A fancy restaurant gave me food poisoning – am I entitled to compensation? Our consumer rights lawyer DEAN DUNHAM will answer your questions
Q: I got food poisoning when my wife and I went to an expensive restaurant in London for my birthday dinner. I became very unwell later that evening – my wife not so much – and we think it was due to a fish dish we shared. My wife paid with a credit card. Can we get our money back?
HV, by email.
The couple ate a seafood platter at a chic location in central London, and one of them became seriously unwell
A: Yes, you can get your money back. You may also be able to claim compensation, depending on the severity of the food poisoning and the impact it has had on you.
The first step is to file a complaint directly with the restaurant, providing all relevant details. Please include the date you went to eat, the name under which the booking was made, what you ordered and what you think caused you to have food poisoning.

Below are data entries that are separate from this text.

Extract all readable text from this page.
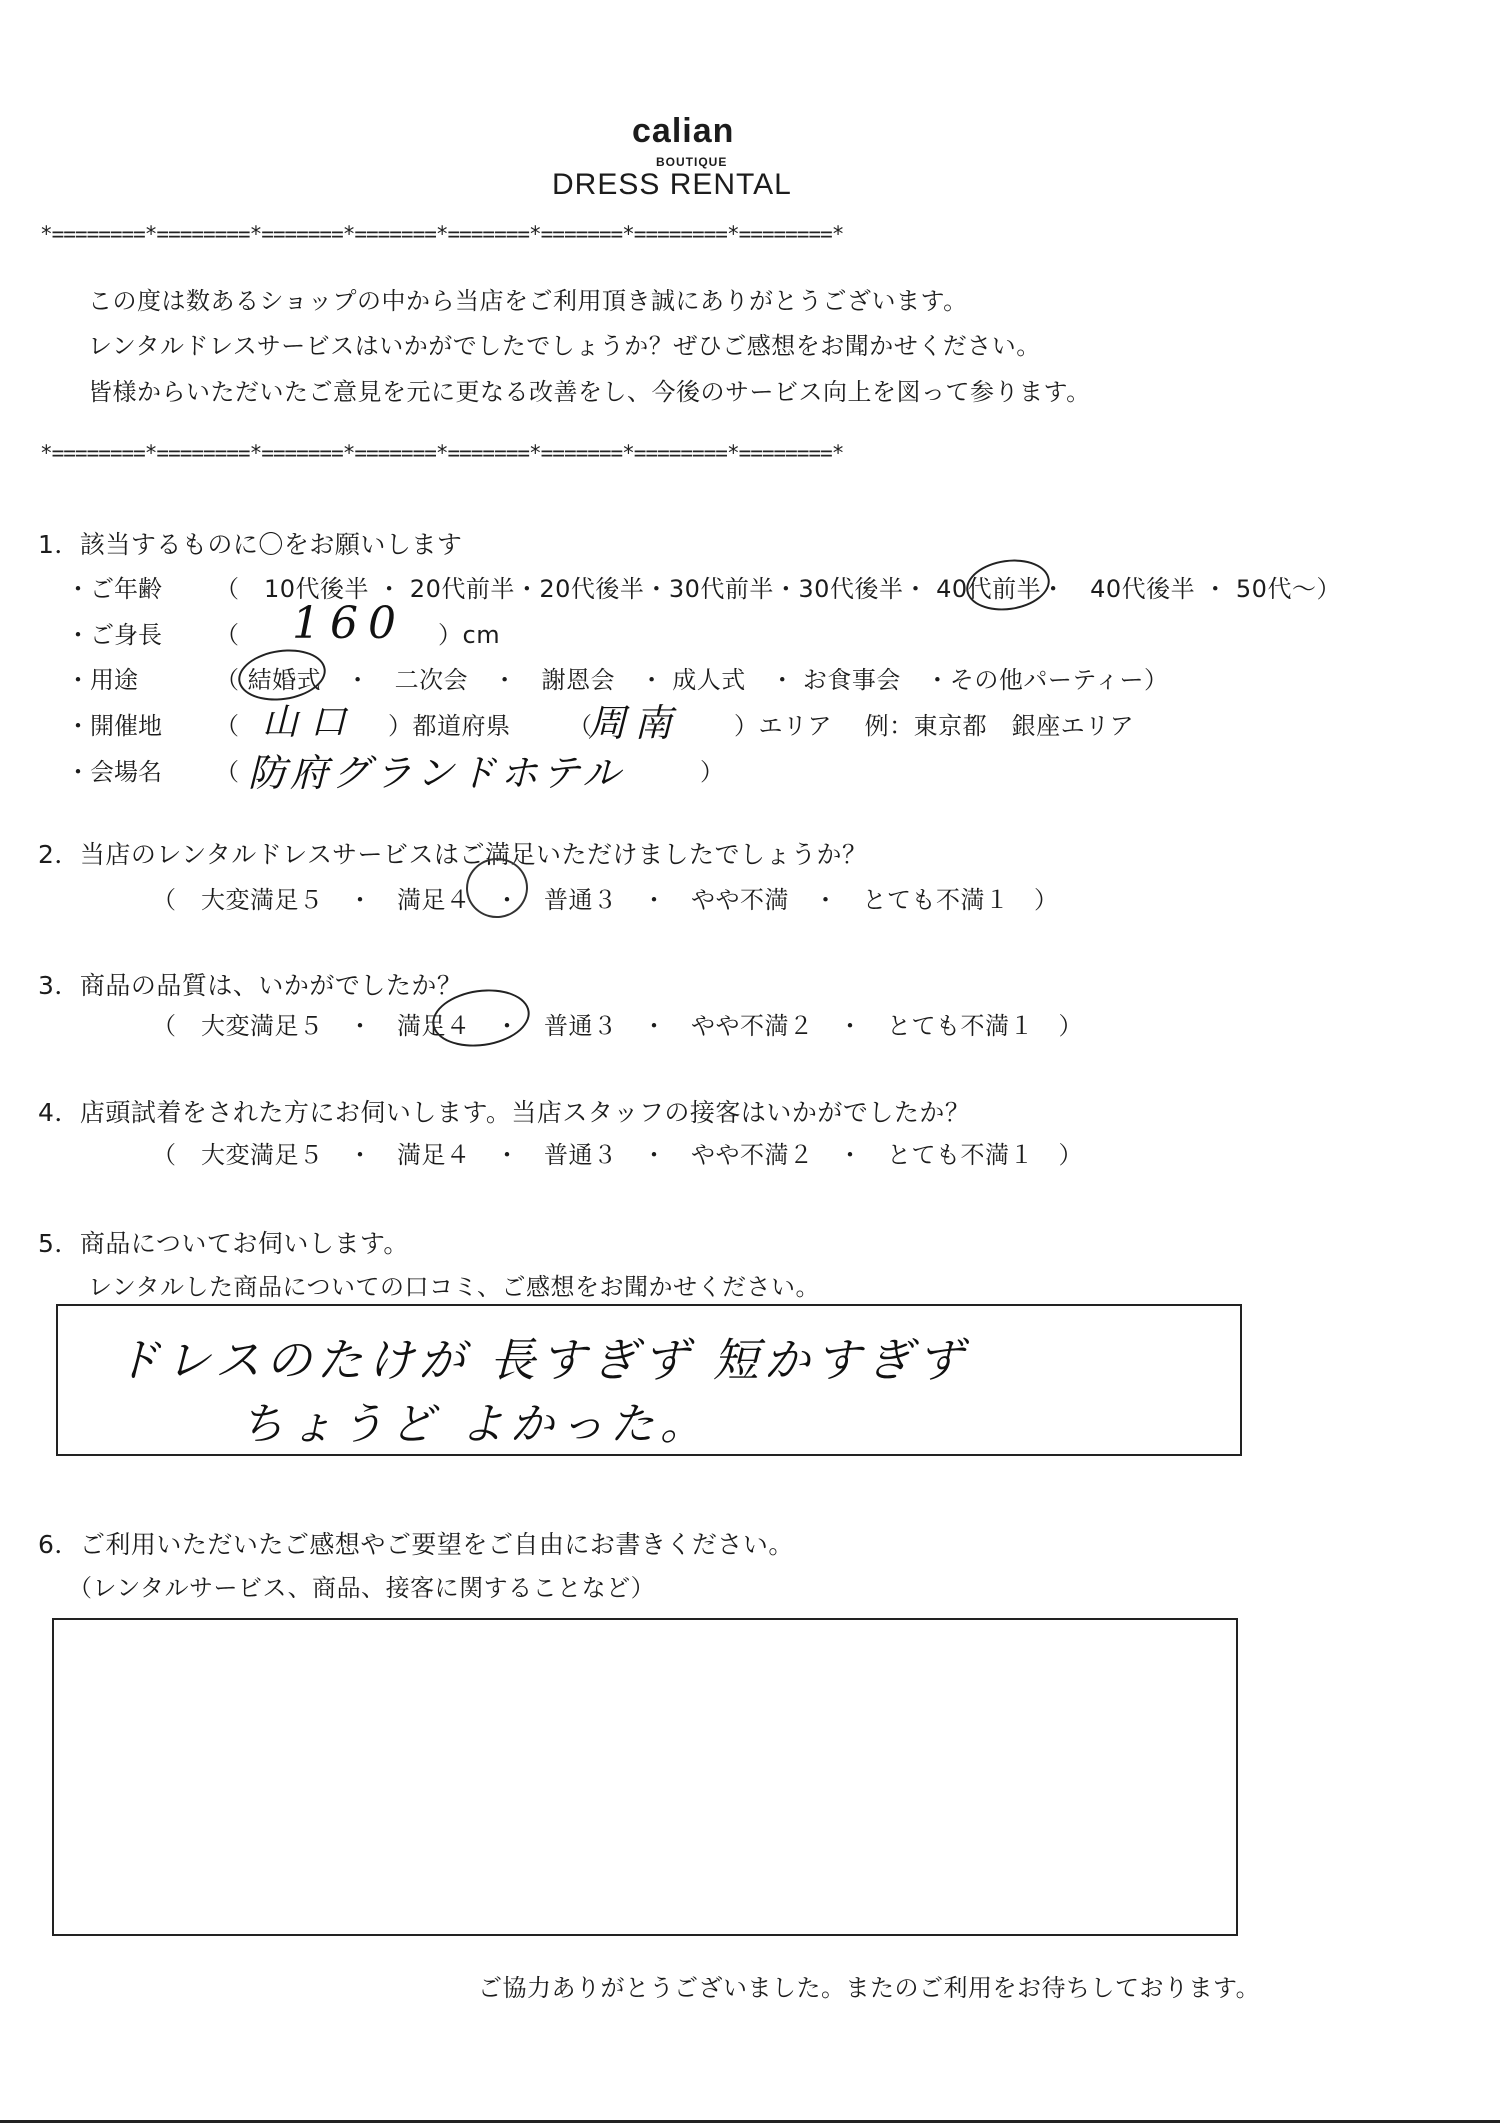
calian
BOUTIQUE
DRESS RENTAL
*========*========*=======*=======*=======*=======*========*========*
この度は数あるショップの中から当店をご利用頂き誠にありがとうございます。
レンタルドレスサービスはいかがでしたでしょうか？ぜひご感想をお聞かせください。
皆様からいただいたご意見を元に更なる改善をし、今後のサービス向上を図って参ります。
*========*========*=======*=======*=======*=======*========*========*
1．該当するものに〇をお願いします
・ご年齢 （　10代後半 ・ 20代前半・20代後半・30代前半・30代後半・ 40代前半・　40代後半 ・ 50代～）
・ご身長 （ 160 ）cm
・用途	（ 結婚式　・　二次会　・　謝恩会　・ 成人式　・ お食事会　・その他パーティー）
・開催地 （ 山口 ）都道府県 （
周南 ）エリア　 例：東京都　銀座エリア
・会場名 （ 防府グランドホテル	）
2．当店のレンタルドレスサービスはご満足いただけましたでしょうか？
（　大変満足５　・　満足４　・　普通３　・　やや不満　・　とても不満１　）
3．商品の品質は、いかがでしたか？
（　大変満足５　・　満足４　・　普通３　・　やや不満２　・　とても不満１　）
4．店頭試着をされた方にお伺いします。当店スタッフの接客はいかがでしたか？
（　大変満足５　・　満足４　・　普通３　・　やや不満２　・　とても不満１　）
5．商品についてお伺いします。
レンタルした商品についての口コミ、ご感想をお聞かせください。
ドレスのたけが 長すぎず 短かすぎず
ちょうど よかった。
6．ご利用いただいたご感想やご要望をご自由にお書きください。
（レンタルサービス、商品、接客に関することなど）
ご協力ありがとうございました。またのご利用をお待ちしております。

You must also tell the restaurant when you started feeling unwell, what the symptoms were and how long they lasted.
Explain in your letter that you have identified the cause of the food poisoning as the fish dish and that it is a breach of the Consumer Rights Act, which states that services (such as food preparation) must be carried out with reasonable care and skill.
This means that you are entitled to a legal remedy, in this case a full refund. There is also a second law to help you with this, called the Consumer Protection Act 1987. Simply put, this law requires that a food retailer must sell a product that is free of harmful bacteria, i.e. you can prove that your food poisoning was caused by the restaurant is caused, the law stipulates that the restaurant will be held liable for your illness.
Furthermore, this law does not require it to be proven that a staff member (usually the chef) was negligent, but only that the cause of the food poisoning was due to unsafe food provided by the restaurant. This is called “strict liability,” and a trader does not want to find themselves on the end of a strict liability claim.
It is advisable to obtain a doctor’s note describing the symptoms to support your claim
If you wish to claim compensation and restitution, it is preferable to have evidence showing how this has affected you, such as a letter from your doctor’s practice if you have attended a GP appointment. Also, if this has caused you to miss work, or has caused you any other inconvenience, you should obtain evidence to prove this. You then claim compensation for ‘pain and suffering’ and the damage you suffer as a result.
Typically, restaurants take these claims seriously, especially if you say you will consult with a personal injury attorney if a satisfactory offer is not made. If the restaurant only offers you a refund initially in this regard, make sure you say that you will not accept this as compensation, otherwise the restaurant may say that you have ‘settled’ the matter.
Unless you are ill for a long period of time, the compensation is probably not significant.
You should also notify your local environmental health department, which will investigate whether the restaurant has violated the Food Safety Act of 1990.
I bought a new car and when the logbook arrived I discovered that I am the second owner. The dealer told me it was a brand new car. What can I do?
NB Leatherhead, Surrey.
A: It sounds like the dealer pre-registered the car in their own name, or the car was previously sold and the buyer rejected it and returned it, perhaps under their right of short notice rejection, because there was something wrong with the car. It.
Whatever the circumstances, as a potential buyer you had a right to know all the facts and this ‘important’ information should have been shared with you before you agreed to purchase the vehicle. One of the consequences of the car gaining an additional owner is that it can affect its future value.
Your next step is to make a written complaint to the dealer alleging a breach of the Consumer Rights Act, which says goods (including cars) must be ‘as described’.
The solution here is for the dealer to either give you some money back to reflect the depreciation of the vehicle (you can negotiate) or take the car back and give you the full refund.
The amount that the dealer deducts from the price of a car is usually linked to the kilometers driven by the consumer. So if the previous owner had driven ten miles, you wouldn’t expect a discount. But if it was hundreds of miles you’d expect something in the region of £500. This must be considered on a case by case basis.
If the dealer denies your claim and does not tell you who the original owner was, complete and submit a DVLA form V888. This is the form used to request information about a vehicle and its past and present registered keepers.
The Driver and Vehicle Licensing Agency (DVLA) wants you to have a good reason for making the request, and you will say that you are building a case against a car dealer. Armed with this information, you can make a section 75 claim if you paid in whole or in part by credit card, alleging that the dealer is in breach of contract.
You can also make a section 75 claim if you have paid through a lump sum loan agreement, or you can make a claim in the County Court (in the small claims court process, known as small claims court, if the car was bought for less than £10,000), or the full County Court if the purchase price was more than this.